I think it's very telling, Rimi. My history teacher teaches a class of sophomores in addition to our class. She says that to pass that (the sophomore) class, you have to get at least a four out of five on the essay, not including the multiple choice (they take state tests at that grade level). And yet, the average score is a two--and people are still passing the exam, because of the multiple choice. These kids aren't learning basic writing skills, but the state rewards them for knowing how to pick one answer out of four? The result is a class of virtual illiterates.

There's a lot to say about the stupidity of state testing. It only serves to hurt the students--and their future teachers, who have to deal with them.

Anonymous said...

Just to toss into the conversation--anyone taken the GRE's lately? I found out, too late, that the analytical writing portion is designed to fit EXACTLY to Teacozy's map, and if it does not fit exactly to said map one is graded lower. (I, on the other hand, wrote them two well-organized and intelligent essays that did not blow my wad in paragraph two, operating under the "don't say what you're going to do, just do it" principle...)

Just FYI.

I personally think in real life, if you follow the map too much, you'll get a lot of people reading your first and second paragraphs, skipping to the final paragraph, and ignoring everything in between.
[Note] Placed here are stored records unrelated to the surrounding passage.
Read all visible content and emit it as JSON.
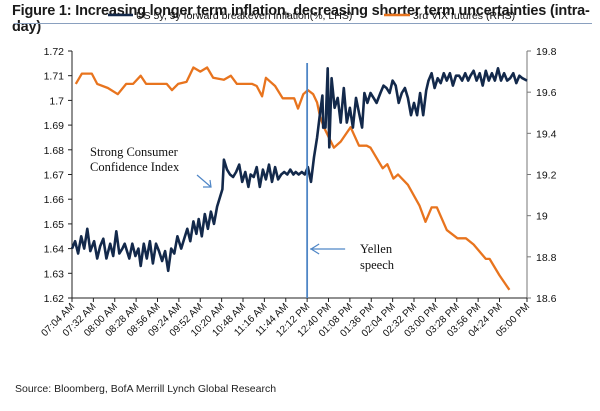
{
  "figure": {
    "title": "Figure 1: Increasing longer term inflation, decreasing shorter term uncertainties (intra-day)",
    "source": "Source: Bloomberg, BofA Merrill Lynch Global Research"
  },
  "chart_data": {
    "type": "line",
    "title": "Figure 1: Increasing longer term inflation, decreasing shorter term uncertainties (intra-day)",
    "xlabel": "",
    "ylabel_left": "",
    "ylabel_right": "",
    "x_tick_labels": [
      "07:04 AM",
      "07:32 AM",
      "08:00 AM",
      "08:28 AM",
      "08:56 AM",
      "09:24 AM",
      "09:52 AM",
      "10:20 AM",
      "10:48 AM",
      "11:16 AM",
      "11:44 AM",
      "12:12 PM",
      "12:40 PM",
      "01:08 PM",
      "01:36 PM",
      "02:04 PM",
      "02:32 PM",
      "03:00 PM",
      "03:28 PM",
      "03:56 PM",
      "04:24 PM",
      "05:00 PM"
    ],
    "x_tick_minutes": [
      0,
      28,
      56,
      84,
      112,
      140,
      168,
      196,
      224,
      252,
      280,
      308,
      336,
      364,
      392,
      420,
      448,
      476,
      504,
      532,
      560,
      596
    ],
    "x_unit": "minutes since 07:04 AM",
    "xlim": [
      0,
      596
    ],
    "ylim_left": [
      1.62,
      1.72
    ],
    "y_ticks_left": [
      "1.62",
      "1.63",
      "1.64",
      "1.65",
      "1.66",
      "1.67",
      "1.68",
      "1.69",
      "1.7",
      "1.71",
      "1.72"
    ],
    "ylim_right": [
      18.6,
      19.8
    ],
    "y_ticks_right": [
      "18.6",
      "18.8",
      "19",
      "19.2",
      "19.4",
      "19.6",
      "19.8"
    ],
    "grid": false,
    "legend_position": "top",
    "colors": {
      "series_blue": "#13294b",
      "series_orange": "#e8741e",
      "annotation": "#4f86c6"
    },
    "series": [
      {
        "name": "US 5y, 5y forward breakeven inflation(%, LHS)",
        "axis": "left",
        "points": [
          [
            0,
            1.64
          ],
          [
            4,
            1.643
          ],
          [
            8,
            1.638
          ],
          [
            12,
            1.645
          ],
          [
            16,
            1.64
          ],
          [
            20,
            1.648
          ],
          [
            24,
            1.639
          ],
          [
            29,
            1.643
          ],
          [
            33,
            1.636
          ],
          [
            37,
            1.641
          ],
          [
            41,
            1.644
          ],
          [
            45,
            1.636
          ],
          [
            50,
            1.642
          ],
          [
            54,
            1.637
          ],
          [
            58,
            1.647
          ],
          [
            62,
            1.638
          ],
          [
            66,
            1.64
          ],
          [
            69,
            1.642
          ],
          [
            75,
            1.636
          ],
          [
            79,
            1.642
          ],
          [
            83,
            1.637
          ],
          [
            87,
            1.64
          ],
          [
            90,
            1.633
          ],
          [
            94,
            1.642
          ],
          [
            98,
            1.636
          ],
          [
            102,
            1.643
          ],
          [
            106,
            1.634
          ],
          [
            110,
            1.642
          ],
          [
            114,
            1.639
          ],
          [
            118,
            1.635
          ],
          [
            122,
            1.639
          ],
          [
            126,
            1.631
          ],
          [
            130,
            1.64
          ],
          [
            134,
            1.638
          ],
          [
            138,
            1.645
          ],
          [
            143,
            1.64
          ],
          [
            147,
            1.644
          ],
          [
            151,
            1.648
          ],
          [
            155,
            1.643
          ],
          [
            159,
            1.651
          ],
          [
            163,
            1.646
          ],
          [
            166,
            1.652
          ],
          [
            170,
            1.645
          ],
          [
            174,
            1.654
          ],
          [
            178,
            1.648
          ],
          [
            182,
            1.655
          ],
          [
            186,
            1.65
          ],
          [
            190,
            1.657
          ],
          [
            194,
            1.661
          ],
          [
            197,
            1.664
          ],
          [
            199,
            1.676
          ],
          [
            203,
            1.672
          ],
          [
            207,
            1.67
          ],
          [
            211,
            1.669
          ],
          [
            215,
            1.671
          ],
          [
            219,
            1.674
          ],
          [
            223,
            1.667
          ],
          [
            227,
            1.671
          ],
          [
            231,
            1.665
          ],
          [
            234,
            1.67
          ],
          [
            238,
            1.669
          ],
          [
            242,
            1.673
          ],
          [
            246,
            1.665
          ],
          [
            250,
            1.672
          ],
          [
            254,
            1.668
          ],
          [
            258,
            1.674
          ],
          [
            262,
            1.667
          ],
          [
            266,
            1.673
          ],
          [
            270,
            1.668
          ],
          [
            274,
            1.67
          ],
          [
            278,
            1.671
          ],
          [
            282,
            1.67
          ],
          [
            286,
            1.672
          ],
          [
            290,
            1.67
          ],
          [
            293,
            1.671
          ],
          [
            297,
            1.67
          ],
          [
            301,
            1.671
          ],
          [
            305,
            1.67
          ],
          [
            309,
            1.673
          ],
          [
            313,
            1.667
          ],
          [
            317,
            1.677
          ],
          [
            321,
            1.685
          ],
          [
            325,
            1.695
          ],
          [
            328,
            1.702
          ],
          [
            329,
            1.689
          ],
          [
            332,
            1.689
          ],
          [
            335,
            1.713
          ],
          [
            337,
            1.681
          ],
          [
            340,
            1.709
          ],
          [
            344,
            1.697
          ],
          [
            348,
            1.701
          ],
          [
            352,
            1.691
          ],
          [
            356,
            1.705
          ],
          [
            360,
            1.691
          ],
          [
            364,
            1.697
          ],
          [
            368,
            1.689
          ],
          [
            372,
            1.701
          ],
          [
            376,
            1.695
          ],
          [
            380,
            1.689
          ],
          [
            383,
            1.703
          ],
          [
            387,
            1.699
          ],
          [
            391,
            1.703
          ],
          [
            395,
            1.701
          ],
          [
            399,
            1.699
          ],
          [
            404,
            1.703
          ],
          [
            408,
            1.706
          ],
          [
            412,
            1.705
          ],
          [
            416,
            1.703
          ],
          [
            420,
            1.708
          ],
          [
            424,
            1.706
          ],
          [
            428,
            1.699
          ],
          [
            432,
            1.703
          ],
          [
            436,
            1.705
          ],
          [
            440,
            1.701
          ],
          [
            444,
            1.694
          ],
          [
            448,
            1.699
          ],
          [
            452,
            1.694
          ],
          [
            456,
            1.703
          ],
          [
            460,
            1.694
          ],
          [
            464,
            1.704
          ],
          [
            467,
            1.708
          ],
          [
            471,
            1.711
          ],
          [
            475,
            1.705
          ],
          [
            479,
            1.709
          ],
          [
            483,
            1.707
          ],
          [
            487,
            1.711
          ],
          [
            491,
            1.708
          ],
          [
            495,
            1.711
          ],
          [
            499,
            1.706
          ],
          [
            503,
            1.71
          ],
          [
            507,
            1.71
          ],
          [
            511,
            1.708
          ],
          [
            515,
            1.711
          ],
          [
            519,
            1.708
          ],
          [
            522,
            1.71
          ],
          [
            526,
            1.712
          ],
          [
            530,
            1.708
          ],
          [
            534,
            1.711
          ],
          [
            538,
            1.706
          ],
          [
            542,
            1.712
          ],
          [
            546,
            1.708
          ],
          [
            550,
            1.711
          ],
          [
            554,
            1.708
          ],
          [
            558,
            1.713
          ],
          [
            562,
            1.708
          ],
          [
            566,
            1.711
          ],
          [
            570,
            1.708
          ],
          [
            574,
            1.709
          ],
          [
            578,
            1.711
          ],
          [
            582,
            1.707
          ],
          [
            586,
            1.71
          ],
          [
            590,
            1.709
          ],
          [
            596,
            1.708
          ]
        ]
      },
      {
        "name": "3rd VIX futures (RHS)",
        "axis": "right",
        "points": [
          [
            5,
            19.64
          ],
          [
            13,
            19.69
          ],
          [
            26,
            19.69
          ],
          [
            33,
            19.64
          ],
          [
            47,
            19.62
          ],
          [
            60,
            19.59
          ],
          [
            71,
            19.64
          ],
          [
            80,
            19.64
          ],
          [
            90,
            19.68
          ],
          [
            97,
            19.64
          ],
          [
            109,
            19.64
          ],
          [
            124,
            19.64
          ],
          [
            131,
            19.61
          ],
          [
            139,
            19.64
          ],
          [
            150,
            19.65
          ],
          [
            159,
            19.72
          ],
          [
            168,
            19.7
          ],
          [
            177,
            19.72
          ],
          [
            185,
            19.67
          ],
          [
            199,
            19.66
          ],
          [
            208,
            19.68
          ],
          [
            216,
            19.64
          ],
          [
            236,
            19.64
          ],
          [
            242,
            19.63
          ],
          [
            249,
            19.58
          ],
          [
            254,
            19.67
          ],
          [
            266,
            19.63
          ],
          [
            276,
            19.57
          ],
          [
            291,
            19.57
          ],
          [
            296,
            19.52
          ],
          [
            303,
            19.59
          ],
          [
            309,
            19.61
          ],
          [
            316,
            19.59
          ],
          [
            321,
            19.55
          ],
          [
            325,
            19.48
          ],
          [
            330,
            19.43
          ],
          [
            343,
            19.33
          ],
          [
            352,
            19.36
          ],
          [
            365,
            19.43
          ],
          [
            376,
            19.34
          ],
          [
            386,
            19.34
          ],
          [
            391,
            19.33
          ],
          [
            407,
            19.23
          ],
          [
            413,
            19.25
          ],
          [
            421,
            19.18
          ],
          [
            427,
            19.2
          ],
          [
            440,
            19.15
          ],
          [
            455,
            19.05
          ],
          [
            463,
            18.97
          ],
          [
            471,
            19.04
          ],
          [
            478,
            19.04
          ],
          [
            491,
            18.93
          ],
          [
            505,
            18.89
          ],
          [
            516,
            18.89
          ],
          [
            526,
            18.86
          ],
          [
            542,
            18.79
          ],
          [
            547,
            18.79
          ],
          [
            560,
            18.71
          ],
          [
            573,
            18.64
          ]
        ]
      }
    ],
    "annotations": [
      {
        "text_lines": [
          "Strong Consumer",
          "Confidence Index"
        ],
        "points_to_minutes": 195
      },
      {
        "text_lines": [
          "Yellen",
          "speech"
        ],
        "vertical_line_minutes": 308
      }
    ]
  }
}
Thanks for the prosedoctor link!

Clarissa said...

Yep, you are absolutely right. The GRE essay is supposed to be written in this very formulaic, unoriginal kind of way. From what I understand, it's graded by TAs who are trained to look for this structure and who don't even seem to read the content very carefully. It's all about replicating the format they are used to. Then, of course, we have to teach the grad students to leave this format behind and learn how to write anew.

Anonymous said...

I don't have documentation for this, but I think one of the GRE readers is a COMPUTER now. Which is even worse.

Clarissa said...

That's very possible. It wouldn't be all that hard to make a program looking for the markers that considertheteacosy listed.

Still, the good thing is that nobody on the admissions committees cares much about the GRE scores.